Nous savons désormais que rien n’est moins faux. Mais la perspective inverse, qui est notamment celle des primitivistes, selon laquelle tous les maux dont nous souffrons sont le fruit pourri de constructions sociales arbitraires qui s’emploient à réprimer une nature foncièrement libre, coopérative et abondante, est tout aussi partiale. Pour les primitivistes, il n’est en quelque sorte pas nécessaire de « construire » une société décente, car celle-ci est toujours déjà là, à tout jamais inscrite dans notre nature, et il suffirait donc de la libérer des puissances mortifères d’une civilisation qui la brime, à la façon dont on libère une source d’eau fraîche trop longtemps obstruée par la chute d’une pierre.
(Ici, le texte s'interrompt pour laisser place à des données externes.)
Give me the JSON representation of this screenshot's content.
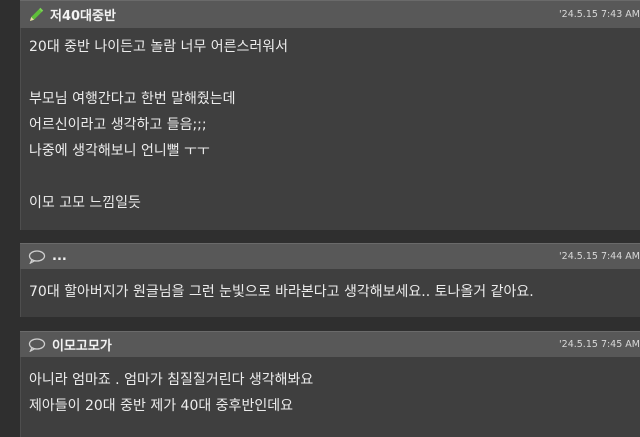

Sans doute aurions-nous en réalité besoin d’un mélange subtil de « constructivisme » et de « naturalisme ». Une société décente, au moins partiellement réconciliée avec elle-même et avec son milieu, ne pourrait advenir qu’au terme d’un processus complexe, « double » pour ainsi dire, en libérant d’une part les éléments les plus nobles de notre nature, souvent bridés par des hiérarchies sociales dont l’arbitraire relève bien d’une construction, tout en continuant à exercer certaines fonctions éducatives et coercitives – par exemple par l’intermédiaire du droit – afin de canaliser et si possible de marginaliser les aspects les plus violents, les plus destructeurs et les plus compétitifs de nos comportements, qui ne sont pas eux non plus étrangers à notre « nature ».

De manière générale, il faut bien dire que la conception de l’histoire défendue par les primitivistes est à bien des égards le miroir inversé de la conception « progressiste ». Pour l’une comme pour l’autre, l’histoire manifeste une évolution cohérente et nécessaire qu’il faudrait accepter ou rejeter de façon unilatérale. Si les « progressistes » pensent que les grandes révolutions qui en jalonnent le cours, notamment les révolutions néolithique et industrielle, sont autant d’étapes dans un processus global d’émancipation et de réalisation de l’humanité, les primitivistes considèrent en revanche que ces mêmes bouleversements sont autant d’étapes dans un processus d’aliénation et de contraction qu’il faudrait pouvoir effacer. Ne pourrait-on pas au contraire considérer l’histoire humaine comme un va-et-vient complexe et en grande partie contingent entre des processus d’aliénation et d’émancipation ? Ne gagnerait-on pas à admettre qu’il existe une « dialectique de la civilisation » ?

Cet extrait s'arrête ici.